Лишь бегло коснулся Сталин действительно принципиально нового, самого главного, что и привносила Конституция в жизнь страны — и самих политических прав, свобод, и того, что все они отныне предоставляются всем без исключения, уничтожая прежнюю категорию «лишенцев». Сконцентрировал внимание на том, что их обретают граждане вне зависимости от пола, образования, оседлости, национальности или расы. Права: на труд, отдых, пенсии по старости и нетрудоспособности, неприкосновенность личности, жилища, тайны переписки. Свободы: совести, слова, печати, собраний и митингов, шествий и демонстраций, объединений. Говорил Сталин о том, что в предложенной формулировке они представляют действительно шаг вперед даже по сравнению с правами и свободами западных демократий. И вполне сознательно обошел важнейшую в данном случае «деталь» — отсутствие каких-либо четко выраженных гарантий этих прав и свобод, только и приводящих на деле к подлинному народовластию. Не счел нужным, если и хотел, растолковать: в действительности новая Конституция — «одежда на вырост», рассчитана на отдаленное будущее. Она предполагала сначала завершение культурной революции и только потом, уже на основе всеобщей грамотности, да еще и в нескольких поколениях, появление, утверждение гражданского общества. Осознание гражданами себя как единственного источника и носителя власти, умение пользоваться своими правами и свободами, делать сознательный выбор.
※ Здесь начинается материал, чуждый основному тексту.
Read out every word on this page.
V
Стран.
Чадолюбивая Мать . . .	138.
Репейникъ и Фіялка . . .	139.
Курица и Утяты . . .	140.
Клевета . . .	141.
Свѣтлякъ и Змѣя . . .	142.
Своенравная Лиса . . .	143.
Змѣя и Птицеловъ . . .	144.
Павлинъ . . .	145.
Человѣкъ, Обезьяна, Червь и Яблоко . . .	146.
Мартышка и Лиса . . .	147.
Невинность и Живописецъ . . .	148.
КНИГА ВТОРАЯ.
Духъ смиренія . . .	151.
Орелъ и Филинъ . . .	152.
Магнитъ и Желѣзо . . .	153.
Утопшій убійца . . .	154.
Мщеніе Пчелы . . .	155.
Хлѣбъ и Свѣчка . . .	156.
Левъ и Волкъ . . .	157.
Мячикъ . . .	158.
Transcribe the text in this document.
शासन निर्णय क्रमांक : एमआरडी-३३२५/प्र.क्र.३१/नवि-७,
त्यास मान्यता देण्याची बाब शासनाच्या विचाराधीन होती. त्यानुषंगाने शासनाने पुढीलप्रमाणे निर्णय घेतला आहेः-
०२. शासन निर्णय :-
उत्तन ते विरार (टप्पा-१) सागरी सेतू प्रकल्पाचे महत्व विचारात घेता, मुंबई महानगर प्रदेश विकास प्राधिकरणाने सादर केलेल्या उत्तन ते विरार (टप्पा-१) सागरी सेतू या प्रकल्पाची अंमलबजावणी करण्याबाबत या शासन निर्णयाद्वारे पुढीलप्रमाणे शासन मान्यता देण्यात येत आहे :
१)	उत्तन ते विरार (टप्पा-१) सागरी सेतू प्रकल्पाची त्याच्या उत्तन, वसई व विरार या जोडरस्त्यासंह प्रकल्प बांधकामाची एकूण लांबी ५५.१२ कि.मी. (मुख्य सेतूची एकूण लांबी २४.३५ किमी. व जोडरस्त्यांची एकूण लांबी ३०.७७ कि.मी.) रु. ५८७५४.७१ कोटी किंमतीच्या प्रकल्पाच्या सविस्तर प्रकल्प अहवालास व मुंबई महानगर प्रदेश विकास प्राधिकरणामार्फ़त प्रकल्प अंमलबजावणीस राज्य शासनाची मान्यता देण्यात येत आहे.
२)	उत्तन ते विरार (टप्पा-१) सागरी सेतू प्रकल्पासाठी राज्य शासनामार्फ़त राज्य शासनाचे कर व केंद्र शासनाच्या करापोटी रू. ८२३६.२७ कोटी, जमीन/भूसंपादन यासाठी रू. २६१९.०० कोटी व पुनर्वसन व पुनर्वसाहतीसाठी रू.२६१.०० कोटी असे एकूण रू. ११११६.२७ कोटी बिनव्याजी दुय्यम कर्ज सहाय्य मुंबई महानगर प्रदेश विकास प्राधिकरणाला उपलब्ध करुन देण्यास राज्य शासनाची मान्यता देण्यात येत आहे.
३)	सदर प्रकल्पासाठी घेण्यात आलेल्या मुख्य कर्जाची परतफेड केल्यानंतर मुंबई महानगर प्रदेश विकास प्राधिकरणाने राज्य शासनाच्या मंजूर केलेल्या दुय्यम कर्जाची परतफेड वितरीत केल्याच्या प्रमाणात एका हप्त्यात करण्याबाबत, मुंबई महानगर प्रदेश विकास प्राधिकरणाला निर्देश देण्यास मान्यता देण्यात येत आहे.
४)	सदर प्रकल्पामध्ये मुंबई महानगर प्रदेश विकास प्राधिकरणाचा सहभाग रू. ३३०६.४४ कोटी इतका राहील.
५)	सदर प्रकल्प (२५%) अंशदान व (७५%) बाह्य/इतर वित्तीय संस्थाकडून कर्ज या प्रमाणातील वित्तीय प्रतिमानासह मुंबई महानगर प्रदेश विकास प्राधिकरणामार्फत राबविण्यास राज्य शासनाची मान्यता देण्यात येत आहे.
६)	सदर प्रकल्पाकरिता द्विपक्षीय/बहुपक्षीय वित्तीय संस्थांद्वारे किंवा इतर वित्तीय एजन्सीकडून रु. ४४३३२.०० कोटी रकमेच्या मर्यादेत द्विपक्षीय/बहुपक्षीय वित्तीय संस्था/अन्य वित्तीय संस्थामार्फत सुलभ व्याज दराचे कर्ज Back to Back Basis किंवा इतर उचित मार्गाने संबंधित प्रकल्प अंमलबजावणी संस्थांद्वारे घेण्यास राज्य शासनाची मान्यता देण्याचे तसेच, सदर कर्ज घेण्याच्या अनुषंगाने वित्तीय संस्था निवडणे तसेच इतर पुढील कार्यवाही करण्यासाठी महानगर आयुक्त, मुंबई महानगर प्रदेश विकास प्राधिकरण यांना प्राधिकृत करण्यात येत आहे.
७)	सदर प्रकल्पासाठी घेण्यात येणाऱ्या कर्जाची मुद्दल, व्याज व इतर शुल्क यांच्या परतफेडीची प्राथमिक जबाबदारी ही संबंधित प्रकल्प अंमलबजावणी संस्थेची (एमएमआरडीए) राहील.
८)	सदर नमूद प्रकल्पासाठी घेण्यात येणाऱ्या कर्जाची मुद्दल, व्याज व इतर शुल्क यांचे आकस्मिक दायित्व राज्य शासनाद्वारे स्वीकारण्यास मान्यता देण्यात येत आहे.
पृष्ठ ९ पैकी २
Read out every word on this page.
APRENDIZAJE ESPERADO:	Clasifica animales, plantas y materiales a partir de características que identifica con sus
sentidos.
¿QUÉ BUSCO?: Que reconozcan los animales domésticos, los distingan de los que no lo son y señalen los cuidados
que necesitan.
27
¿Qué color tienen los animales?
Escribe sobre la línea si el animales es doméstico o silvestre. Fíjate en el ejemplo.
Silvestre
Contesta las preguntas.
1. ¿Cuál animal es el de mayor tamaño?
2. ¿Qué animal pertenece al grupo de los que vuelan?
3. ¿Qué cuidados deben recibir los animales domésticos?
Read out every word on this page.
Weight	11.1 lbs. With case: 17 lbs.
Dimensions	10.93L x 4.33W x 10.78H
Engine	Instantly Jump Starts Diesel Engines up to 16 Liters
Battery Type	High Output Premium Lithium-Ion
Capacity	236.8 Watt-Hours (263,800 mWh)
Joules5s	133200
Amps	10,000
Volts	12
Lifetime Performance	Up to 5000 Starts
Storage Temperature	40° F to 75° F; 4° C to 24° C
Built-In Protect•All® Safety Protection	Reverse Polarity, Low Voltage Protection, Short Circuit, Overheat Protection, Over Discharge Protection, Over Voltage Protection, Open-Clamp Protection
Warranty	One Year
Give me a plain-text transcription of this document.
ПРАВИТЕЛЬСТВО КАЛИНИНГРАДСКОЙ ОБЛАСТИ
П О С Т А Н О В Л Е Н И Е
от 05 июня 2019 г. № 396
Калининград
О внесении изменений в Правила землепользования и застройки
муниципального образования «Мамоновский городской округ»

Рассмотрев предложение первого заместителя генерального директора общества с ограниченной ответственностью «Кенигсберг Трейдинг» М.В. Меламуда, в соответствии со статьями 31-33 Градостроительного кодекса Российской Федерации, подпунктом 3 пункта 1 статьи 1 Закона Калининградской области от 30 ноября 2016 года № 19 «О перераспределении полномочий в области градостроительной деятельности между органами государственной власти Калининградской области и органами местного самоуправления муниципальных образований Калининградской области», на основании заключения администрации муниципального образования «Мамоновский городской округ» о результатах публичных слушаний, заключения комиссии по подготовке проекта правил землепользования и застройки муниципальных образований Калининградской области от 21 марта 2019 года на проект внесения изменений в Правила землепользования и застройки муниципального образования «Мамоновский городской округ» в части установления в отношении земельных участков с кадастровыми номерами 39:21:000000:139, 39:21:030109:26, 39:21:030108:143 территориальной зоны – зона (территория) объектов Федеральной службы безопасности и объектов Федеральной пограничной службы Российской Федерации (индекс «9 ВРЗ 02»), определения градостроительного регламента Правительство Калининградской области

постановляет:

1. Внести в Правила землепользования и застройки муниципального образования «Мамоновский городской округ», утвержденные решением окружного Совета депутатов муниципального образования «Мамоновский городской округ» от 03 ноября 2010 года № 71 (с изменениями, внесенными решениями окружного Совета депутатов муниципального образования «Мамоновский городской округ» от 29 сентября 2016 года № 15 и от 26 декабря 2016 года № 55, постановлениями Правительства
Не стал Сталин привлекать всеобщего внимания и к иному — сохранению старого. По сути бесконтрольных исполнительных органов с «вертикальной», всеохватывающей, основанной на жестком и безоговорочном подчинении снизу доверху, от исполкомов городов и районов, областей и краев, через совнаркомы автономных и союзных республик, до СНК СССР, конструкцией.
15
Сталин И. В. Вопросы ленинизма. М., 1939, с. 507–534.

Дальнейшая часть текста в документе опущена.